Putting the URL in a browser returns nothing (no error, no data) and the breakpoint never gets hit.

Putting the URL in the Android application and running it in the Android emulator returns nothing (no error, no data) and the breakpoint never gets hit.

Thinking that it might not be connecting from the browser or the Android app, I put in a bad URL into the browser (like changing it from http://localhost/hello.svc/GetPlates to http://localhost/hellotest.svc/GetPlates) returns an error, same in Android application.

So to me it seems like it's hitting the service properly, just for some reason not executing the code. I have no idea how to further test this. Aren't SOAP services supposed to be able to be hit from the browser? Especially when the function in the service you're calling takes no parameters and only returns data?

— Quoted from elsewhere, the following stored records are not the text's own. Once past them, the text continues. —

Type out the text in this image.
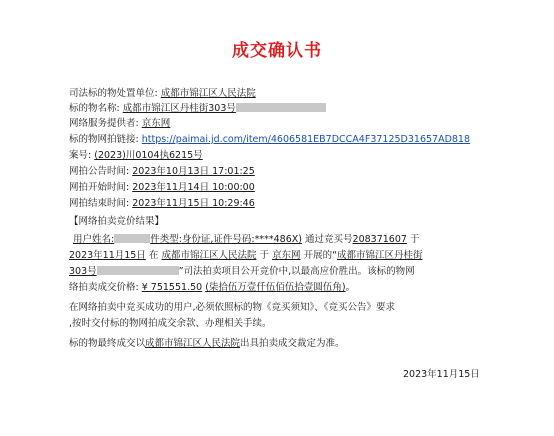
成交确认书
司法标的物处置单位: 成都市锦江区人民法院
标的物名称: 成都市锦江区丹桂街303号
网络服务提供者: 京东网
标的物网拍链接: https://paimai.jd.com/item/4606581EB7DCCA4F37125D31657AD818
案号: (2023)川0104执6215号
网拍公告时间: 2023年10月13日 17:01:25
网拍开始时间: 2023年11月14日 10:00:00
网拍结束时间: 2023年11月15日 10:29:46
【网络拍卖竞价结果】
用户姓名:	件类型:身份证,证件号码:****486X) 通过竞买号208371607 于
2023年11月15日 在 成都市锦江区人民法院 于 京东网 开展的“成都市锦江区丹桂街
303号	”司法拍卖项目公开竞价中,以最高应价胜出。该标的物网
络拍卖成交价格: ¥ 751551.50 (柒拾伍万壹仟伍佰伍拾壹圆伍角)。
在网络拍卖中竞买成功的用户,必须依照标的物《竞买须知》、《竞买公告》要求
,按时交付标的物网拍成交余款、办理相关手续。
标的物最终成交以成都市锦江区人民法院出具拍卖成交裁定为准。
2023年11月15日
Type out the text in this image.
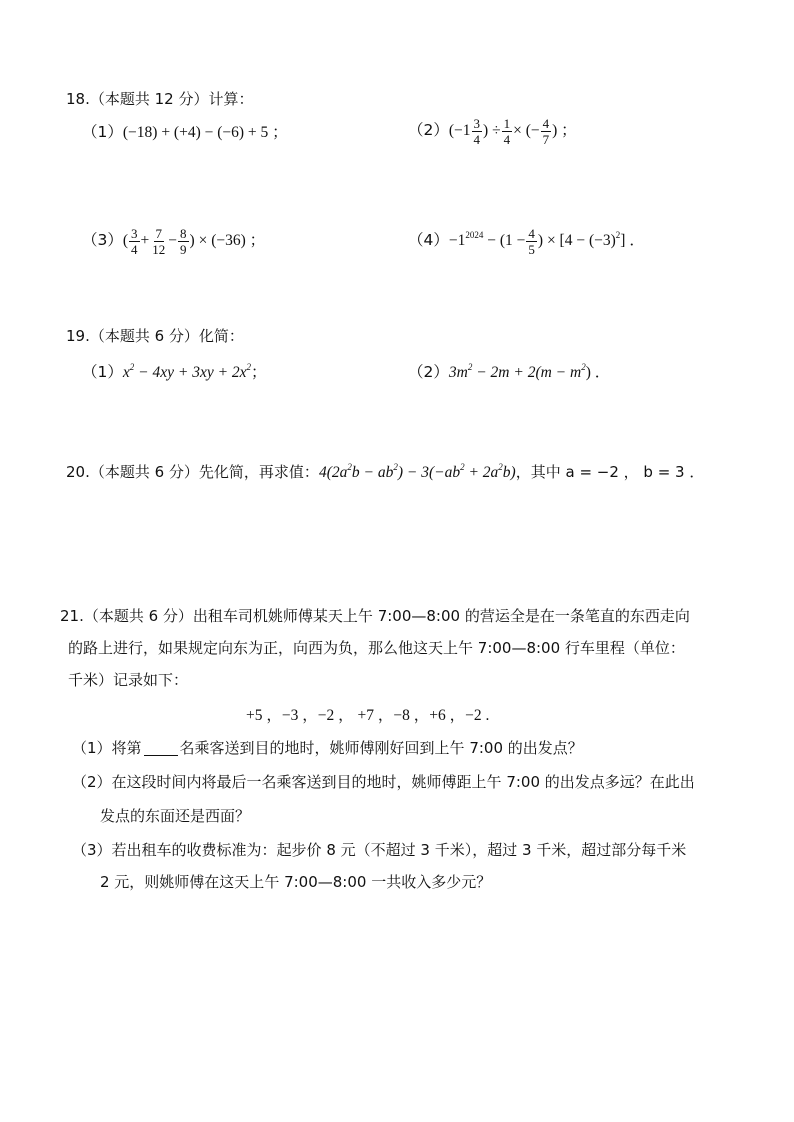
18.（本题共 12 分）计算：
（1）(−18) + (+4) − (−6) + 5 ；	$(2)(-1 \frac{3}{4}$ ) ÷ $\frac{1}{4}$ × (− $\frac{4}{7}$ ) ；
$(3)( \frac{3}{4} + \frac{7}{12} - \frac{8}{9}$ ) × (−36) ；	$(4)-1^{2024} - (1 - \frac{4}{5}$ ) × $[4 - (-3)^2]$ ．
19.（本题共 6 分）化简：
$(1)x^2 - 4xy + 3xy + 2x^2$；	$(2)3m^2 - 2m + 2(m - m^2)$ ．
20.（本题共 6 分）先化简，再求值：$4(2a^2b - ab^2) - 3(-ab^2 + 2a^2b)$，其中 a = −2 ， b = 3 ．
21.（本题共 6 分）出租车司机姚师傅某天上午 7:00—8:00 的营运全是在一条笔直的东西走向
的路上进行，如果规定向东为正，向西为负，那么他这天上午 7:00—8:00 行车里程（单位：
千米）记录如下：
+5 ，−3 ，−2 ， +7 ，−8 ，+6 ，−2 .
（1）将第	名乘客送到目的地时，姚师傅刚好回到上午 7:00 的出发点？
（2）在这段时间内将最后一名乘客送到目的地时，姚师傅距上午 7:00 的出发点多远？在此出
发点的东面还是西面？
（3）若出租车的收费标准为：起步价 8 元（不超过 3 千米），超过 3 千米，超过部分每千米
2 元，则姚师傅在这天上午 7:00—8:00 一共收入多少元？
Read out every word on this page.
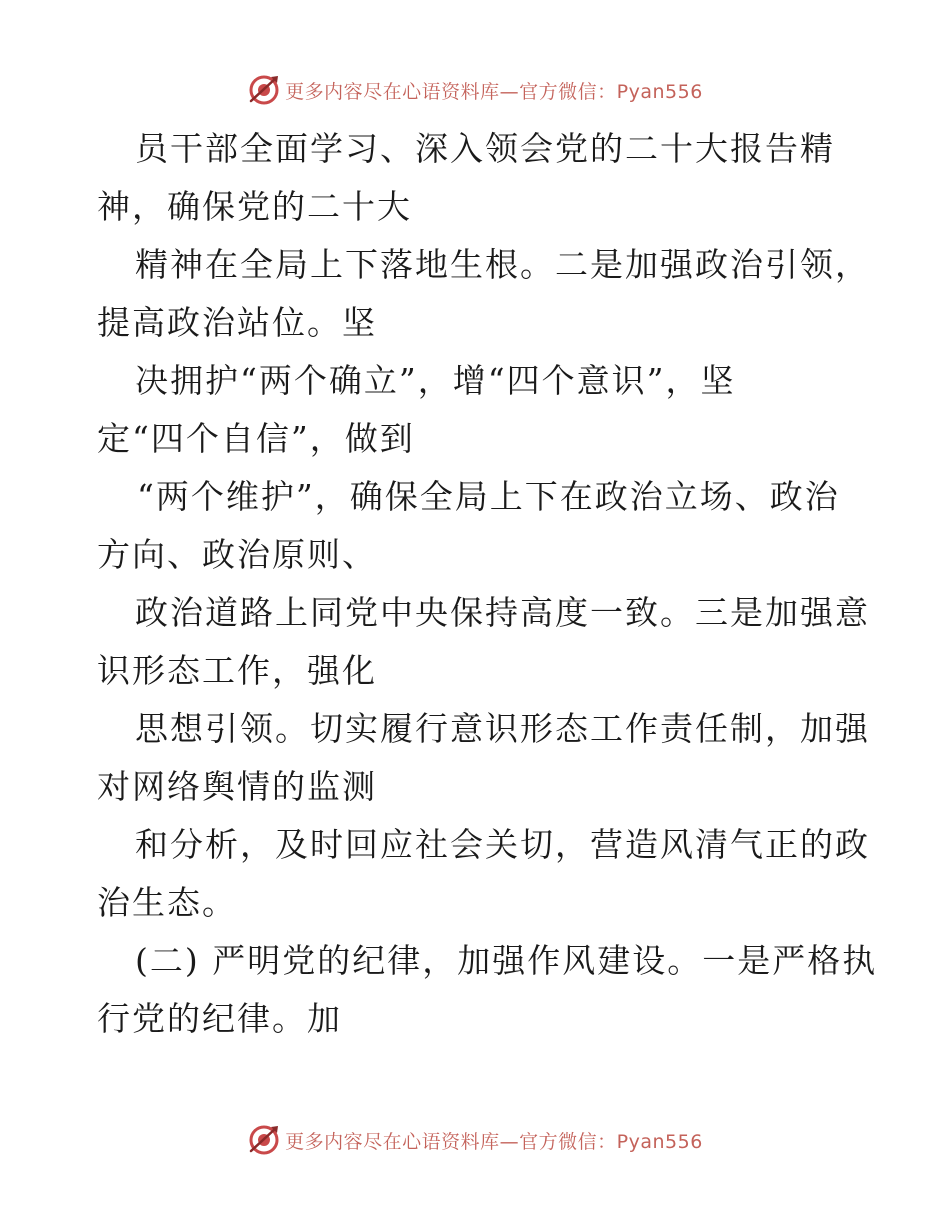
更多内容尽在心语资料库—官方微信：Pyan556
员干部全面学习、深入领会党的二十大报告精
神，确保党的二十大
精神在全局上下落地生根。二是加强政治引领，
提高政治站位。坚
决拥护“两个确立”，增“四个意识”，坚
定“四个自信”，做到
“两个维护”，确保全局上下在政治立场、政治
方向、政治原则、
政治道路上同党中央保持高度一致。三是加强意
识形态工作，强化
思想引领。切实履行意识形态工作责任制，加强
对网络舆情的监测
和分析，及时回应社会关切，营造风清气正的政
治生态。
(二) 严明党的纪律，加强作风建设。一是严格执
行党的纪律。加
更多内容尽在心语资料库—官方微信：Pyan556
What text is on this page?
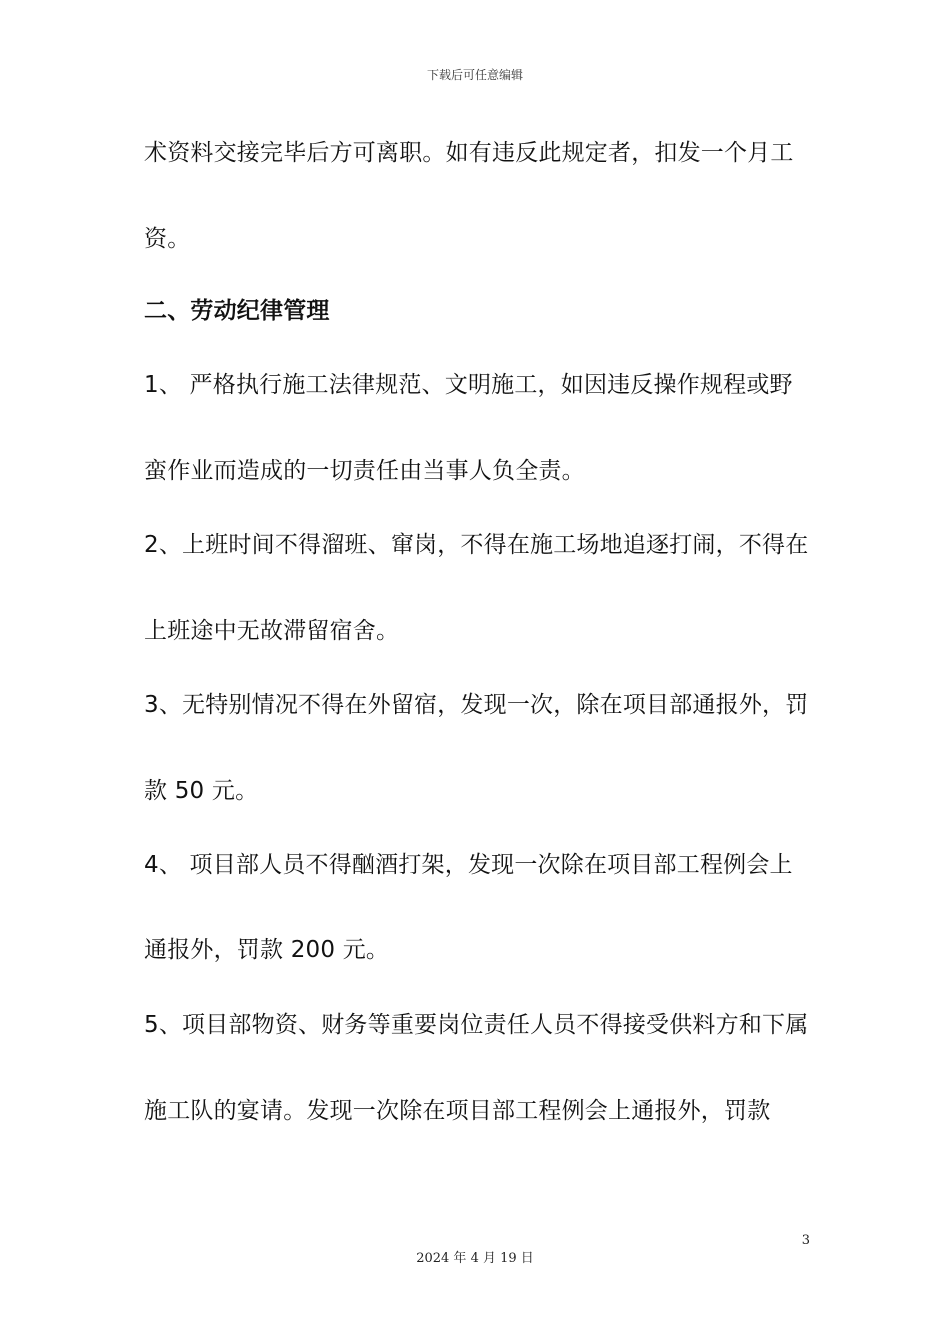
下载后可任意编辑
术资料交接完毕后方可离职。如有违反此规定者，扣发一个月工
资。
二、劳动纪律管理
1、 严格执行施工法律规范、文明施工，如因违反操作规程或野
蛮作业而造成的一切责任由当事人负全责。
2、上班时间不得溜班、窜岗，不得在施工场地追逐打闹，不得在
上班途中无故滞留宿舍。
3、无特别情况不得在外留宿，发现一次，除在项目部通报外，罚
款 50 元。
4、 项目部人员不得酗酒打架，发现一次除在项目部工程例会上
通报外，罚款 200 元。
5、项目部物资、财务等重要岗位责任人员不得接受供料方和下属
施工队的宴请。发现一次除在项目部工程例会上通报外，罚款
3
2024 年 4 月 19 日
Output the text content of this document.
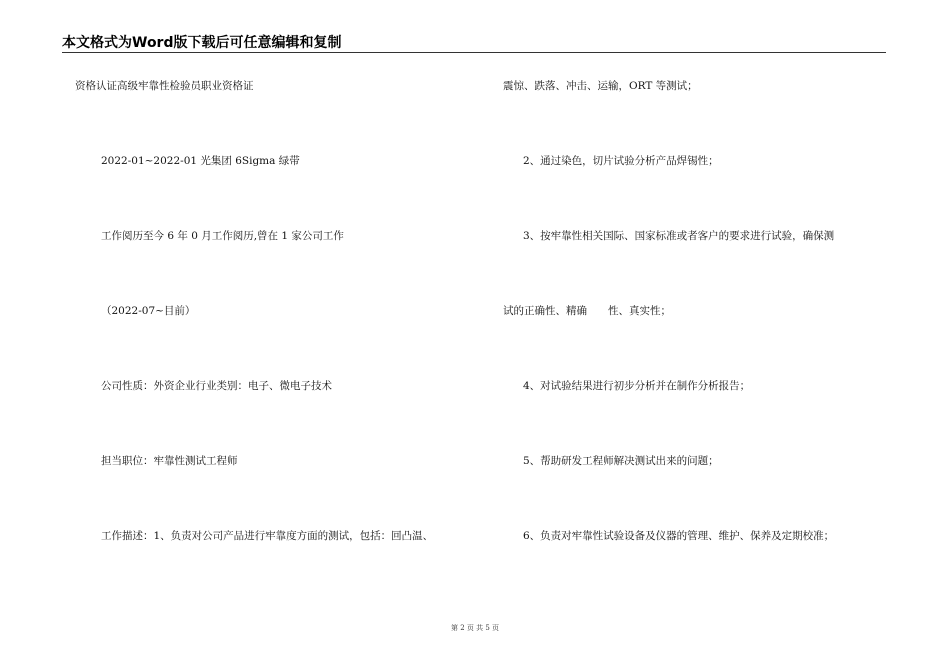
本文格式为Word版下载后可任意编辑和复制
资格认证高级牢靠性检验员职业资格证
2022-01~2022-01 光集团 6Sigma 绿带
工作阅历至今 6 年 0 月工作阅历,曾在 1 家公司工作
（2022-07~目前）
公司性质：外资企业行业类别：电子、微电子技术
担当职位：牢靠性测试工程师
工作描述：1、负责对公司产品进行牢靠度方面的测试，包括：回凸温、
震惊、跌落、冲击、运输，ORT 等测试；
2、通过染色，切片试验分析产品焊锡性；
3、按牢靠性相关国际、国家标准或者客户的要求进行试验，确保测
试的正确性、精确　　性、真实性；
4、对试验结果进行初步分析并在制作分析报告；
5、帮助研发工程师解决测试出来的问题；
6、负责对牢靠性试验设备及仪器的管理、维护、保养及定期校准；
第 2 页 共 5 页
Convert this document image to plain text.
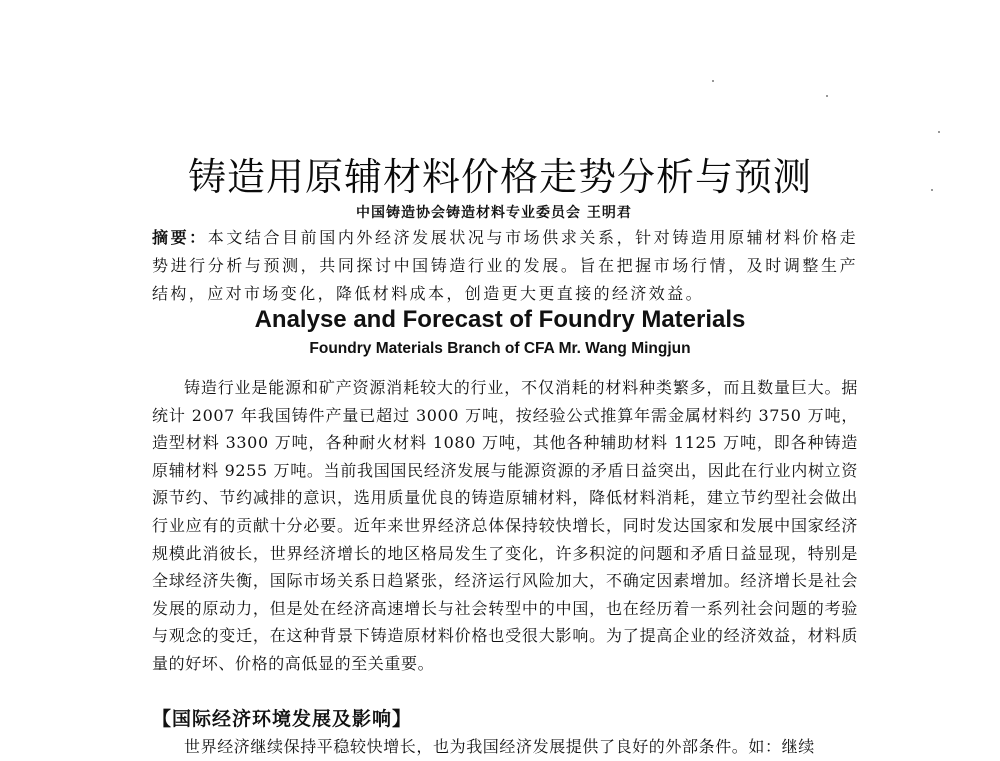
铸造用原辅材料价格走势分析与预测
中国铸造协会铸造材料专业委员会 王明君

摘要：本文结合目前国内外经济发展状况与市场供求关系，针对铸造用原辅材料价格走势进行分析与预测，共同探讨中国铸造行业的发展。旨在把握市场行情，及时调整生产结构，应对市场变化，降低材料成本，创造更大更直接的经济效益。

Analyse and Forecast of Foundry Materials
Foundry Materials Branch of CFA Mr. Wang Mingjun

铸造行业是能源和矿产资源消耗较大的行业，不仅消耗的材料种类繁多，而且数量巨大。据统计 2007 年我国铸件产量已超过 3000 万吨，按经验公式推算年需金属材料约 3750 万吨，造型材料 3300 万吨，各种耐火材料 1080 万吨，其他各种辅助材料 1125 万吨，即各种铸造原辅材料 9255 万吨。当前我国国民经济发展与能源资源的矛盾日益突出，因此在行业内树立资源节约、节约减排的意识，选用质量优良的铸造原辅材料，降低材料消耗，建立节约型社会做出行业应有的贡献十分必要。近年来世界经济总体保持较快增长，同时发达国家和发展中国家经济规模此消彼长，世界经济增长的地区格局发生了变化，许多积淀的问题和矛盾日益显现，特别是全球经济失衡，国际市场关系日趋紧张，经济运行风险加大，不确定因素增加。经济增长是社会发展的原动力，但是处在经济高速增长与社会转型中的中国，也在经历着一系列社会问题的考验与观念的变迁，在这种背景下铸造原材料价格也受很大影响。为了提高企业的经济效益，材料质量的好坏、价格的高低显的至关重要。

【国际经济环境发展及影响】

世界经济继续保持平稳较快增长，也为我国经济发展提供了良好的外部条件。如：继续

Again, it all works in the WCF test app, just can't seem to reach the goal of ultimately calling the service from the Android application.

Much thanks in advance!

Mike

Upvotes: 1

Views: 3883

Answers (2)

Sree Rama
Sree Rama

Reputation: 1227

I would like to add one more information based on experience shared from our .Net team. You should remove the "windows authentication" from the configuration before you deploy in a hosting server.

Upvotes: 1

Bill Craun
Bill Craun

Reputation: 905

You've likely found a solution already, but if you're using the default Visual Studio web server (aka Cassini), the reason is because it cannot accept remote connections for security purposes. This is a limitation of the built-in server and is by design. You can host it using a custom server by selecting the alternative radio button on the project property pages. You'll probably need to use IIS, WAS or Windows service host to accept remote HTTP connections.